Mid way through our beers the rain reappeared and we agreed it was time to head back to base camp. The heaven’s opened on the road before us as Bambi and a few of his friends decided to appear and test out the car’s brakes.

Back at base the two lads took the fire challenge very seriously and immediately set to work. My friend and I contributed by taking turns flailing an empty paper bag for ventilation and after not too much effort we had lift off.

Before long we were eating a delicious meal in front of the roaring fire. The rain had long stopped and the dancing flames were providing much needed warmth from the dropping temperatures.

Over the next few hours we played out every stereotypical camping activity imaginable.

We ate for several hours; we roasted marshmallows; we made Smores (only Americans would think of putting marshmallows and chocolate in a sandwich!); a guitar was produced and we sang around the camp fire; we made popcorn (which actually just caught on fire); we drank beers; we talked; we laughed. At the end of it we barely made it the few steps to the tent to pass out.

The next morning we rose at the crack of dawn and made our way back into the town for breakfast.

Who needs Starbuck’s when the local diner sells the “World’s Best Coffee”? In the faded pastel decorated eatery, a white haired lady old enough to be our grandmother took our order from the handwritten menu. After inhaling the food the bill arrived and learning from previous mistakes-- no one asked if they could pay with their credit card. Four breakfasts, coffees and OJ, the bill came to a thrifty $25, we were definitely not in the city!

Tired, disheveled and filthy dirty, before we knew it we were back on the road to the city. This had been one fast and furious camping trip.

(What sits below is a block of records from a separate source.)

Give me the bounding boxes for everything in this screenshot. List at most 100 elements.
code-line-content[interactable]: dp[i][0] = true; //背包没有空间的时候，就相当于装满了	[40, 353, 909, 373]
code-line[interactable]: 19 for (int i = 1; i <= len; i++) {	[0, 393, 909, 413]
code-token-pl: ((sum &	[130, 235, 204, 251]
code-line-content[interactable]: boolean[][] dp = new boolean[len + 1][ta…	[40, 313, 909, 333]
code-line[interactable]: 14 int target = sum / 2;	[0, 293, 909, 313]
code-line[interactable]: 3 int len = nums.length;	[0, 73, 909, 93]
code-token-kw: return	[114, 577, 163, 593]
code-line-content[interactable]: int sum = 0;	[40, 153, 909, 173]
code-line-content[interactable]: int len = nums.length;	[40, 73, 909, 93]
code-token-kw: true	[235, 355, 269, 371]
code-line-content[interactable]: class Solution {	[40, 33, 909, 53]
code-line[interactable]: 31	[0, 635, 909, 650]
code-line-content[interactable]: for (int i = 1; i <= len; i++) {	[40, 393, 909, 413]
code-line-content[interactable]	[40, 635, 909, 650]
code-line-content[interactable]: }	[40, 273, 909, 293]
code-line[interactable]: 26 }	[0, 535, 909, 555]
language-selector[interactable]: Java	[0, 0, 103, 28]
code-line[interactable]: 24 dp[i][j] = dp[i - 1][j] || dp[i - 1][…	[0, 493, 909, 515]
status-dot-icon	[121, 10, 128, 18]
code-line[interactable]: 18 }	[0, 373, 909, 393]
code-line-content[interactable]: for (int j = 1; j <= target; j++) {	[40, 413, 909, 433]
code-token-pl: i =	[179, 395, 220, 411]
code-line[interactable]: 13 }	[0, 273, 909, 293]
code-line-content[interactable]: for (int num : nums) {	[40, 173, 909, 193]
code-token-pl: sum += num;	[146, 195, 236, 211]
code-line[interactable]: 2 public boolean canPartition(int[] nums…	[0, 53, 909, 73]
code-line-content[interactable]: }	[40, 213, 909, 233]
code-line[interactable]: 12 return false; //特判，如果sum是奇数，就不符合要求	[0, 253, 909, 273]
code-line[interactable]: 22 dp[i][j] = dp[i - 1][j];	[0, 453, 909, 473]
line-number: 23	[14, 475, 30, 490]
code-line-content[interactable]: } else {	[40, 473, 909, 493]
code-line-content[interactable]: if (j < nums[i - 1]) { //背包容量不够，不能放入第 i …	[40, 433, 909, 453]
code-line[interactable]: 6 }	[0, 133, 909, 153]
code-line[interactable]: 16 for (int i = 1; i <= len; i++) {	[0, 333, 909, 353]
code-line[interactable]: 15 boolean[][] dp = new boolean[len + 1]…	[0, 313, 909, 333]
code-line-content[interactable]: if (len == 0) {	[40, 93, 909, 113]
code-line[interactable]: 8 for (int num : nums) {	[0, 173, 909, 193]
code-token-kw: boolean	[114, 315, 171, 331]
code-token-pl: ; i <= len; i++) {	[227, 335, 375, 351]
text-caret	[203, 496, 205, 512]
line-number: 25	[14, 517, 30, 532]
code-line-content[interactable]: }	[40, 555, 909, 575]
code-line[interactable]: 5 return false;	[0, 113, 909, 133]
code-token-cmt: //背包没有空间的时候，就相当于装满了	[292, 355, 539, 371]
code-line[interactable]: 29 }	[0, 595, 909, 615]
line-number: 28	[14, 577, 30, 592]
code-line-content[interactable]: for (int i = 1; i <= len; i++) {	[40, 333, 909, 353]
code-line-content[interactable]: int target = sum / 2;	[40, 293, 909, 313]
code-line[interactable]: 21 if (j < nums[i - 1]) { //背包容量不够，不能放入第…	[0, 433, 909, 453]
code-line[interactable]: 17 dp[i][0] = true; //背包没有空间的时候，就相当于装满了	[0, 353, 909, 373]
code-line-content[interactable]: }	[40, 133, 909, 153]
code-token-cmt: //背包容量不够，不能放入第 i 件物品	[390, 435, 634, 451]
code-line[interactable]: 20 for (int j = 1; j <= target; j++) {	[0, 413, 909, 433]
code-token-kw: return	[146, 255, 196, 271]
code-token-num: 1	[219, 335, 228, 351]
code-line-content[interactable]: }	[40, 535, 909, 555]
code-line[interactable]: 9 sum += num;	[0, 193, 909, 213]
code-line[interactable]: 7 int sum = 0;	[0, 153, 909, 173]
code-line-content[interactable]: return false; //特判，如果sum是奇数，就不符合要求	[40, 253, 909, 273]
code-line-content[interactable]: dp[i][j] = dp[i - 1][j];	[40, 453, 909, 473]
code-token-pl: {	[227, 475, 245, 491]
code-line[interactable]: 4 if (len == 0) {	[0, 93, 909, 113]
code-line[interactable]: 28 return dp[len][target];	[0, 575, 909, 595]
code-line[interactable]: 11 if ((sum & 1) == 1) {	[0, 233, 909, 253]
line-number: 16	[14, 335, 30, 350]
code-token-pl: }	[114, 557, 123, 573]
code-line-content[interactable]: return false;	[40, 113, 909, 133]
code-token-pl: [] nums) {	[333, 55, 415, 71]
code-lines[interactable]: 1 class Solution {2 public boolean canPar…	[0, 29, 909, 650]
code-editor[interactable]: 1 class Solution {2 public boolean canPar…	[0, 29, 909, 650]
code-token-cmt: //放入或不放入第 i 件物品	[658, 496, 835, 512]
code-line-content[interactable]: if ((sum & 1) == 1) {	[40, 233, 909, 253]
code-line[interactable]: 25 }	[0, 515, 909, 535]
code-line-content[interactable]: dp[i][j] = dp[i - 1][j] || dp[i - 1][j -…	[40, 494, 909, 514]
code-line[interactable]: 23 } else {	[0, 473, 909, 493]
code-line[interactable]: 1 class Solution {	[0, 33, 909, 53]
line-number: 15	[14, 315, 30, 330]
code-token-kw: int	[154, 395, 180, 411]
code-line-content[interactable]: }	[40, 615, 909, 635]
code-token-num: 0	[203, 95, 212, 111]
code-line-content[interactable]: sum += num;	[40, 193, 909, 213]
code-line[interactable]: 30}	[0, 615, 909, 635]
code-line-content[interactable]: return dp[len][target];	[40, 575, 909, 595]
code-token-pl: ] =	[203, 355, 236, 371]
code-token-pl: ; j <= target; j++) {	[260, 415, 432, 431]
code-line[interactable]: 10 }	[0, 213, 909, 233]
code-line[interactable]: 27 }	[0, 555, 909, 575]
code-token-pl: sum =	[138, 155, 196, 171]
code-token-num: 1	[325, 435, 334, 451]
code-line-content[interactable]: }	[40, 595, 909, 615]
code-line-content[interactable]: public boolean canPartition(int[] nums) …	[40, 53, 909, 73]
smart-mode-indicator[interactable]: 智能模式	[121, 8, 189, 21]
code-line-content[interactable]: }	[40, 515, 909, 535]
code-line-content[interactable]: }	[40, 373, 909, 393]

Growing up in Ireland my aunts and uncles spoke fondly about summer time in the Catskill Mountains, a mecca for the Irish. I had always imagined it to be some exotic place; to be honest up until a few years ago I was pretty sure it was a ski resort.

Satisfied I had finally made the journey myself it dawned on me why the Irish loved the place so much. It was just like home. Raw, beautiful and unspoilt.

So in the end I made it across the log in one piece. Still trembling I lifted my foot and in a matter of seconds I was standing on the other side of the river alongside my friends with a bruised ego. My aspirations of ever appearing on Survivor were over. The video footage was replayed at several intervals throughout the weekend. I had conquered the log but it had stolen my pride in the process.  A fair trade off for the experience of camping in the Catskills.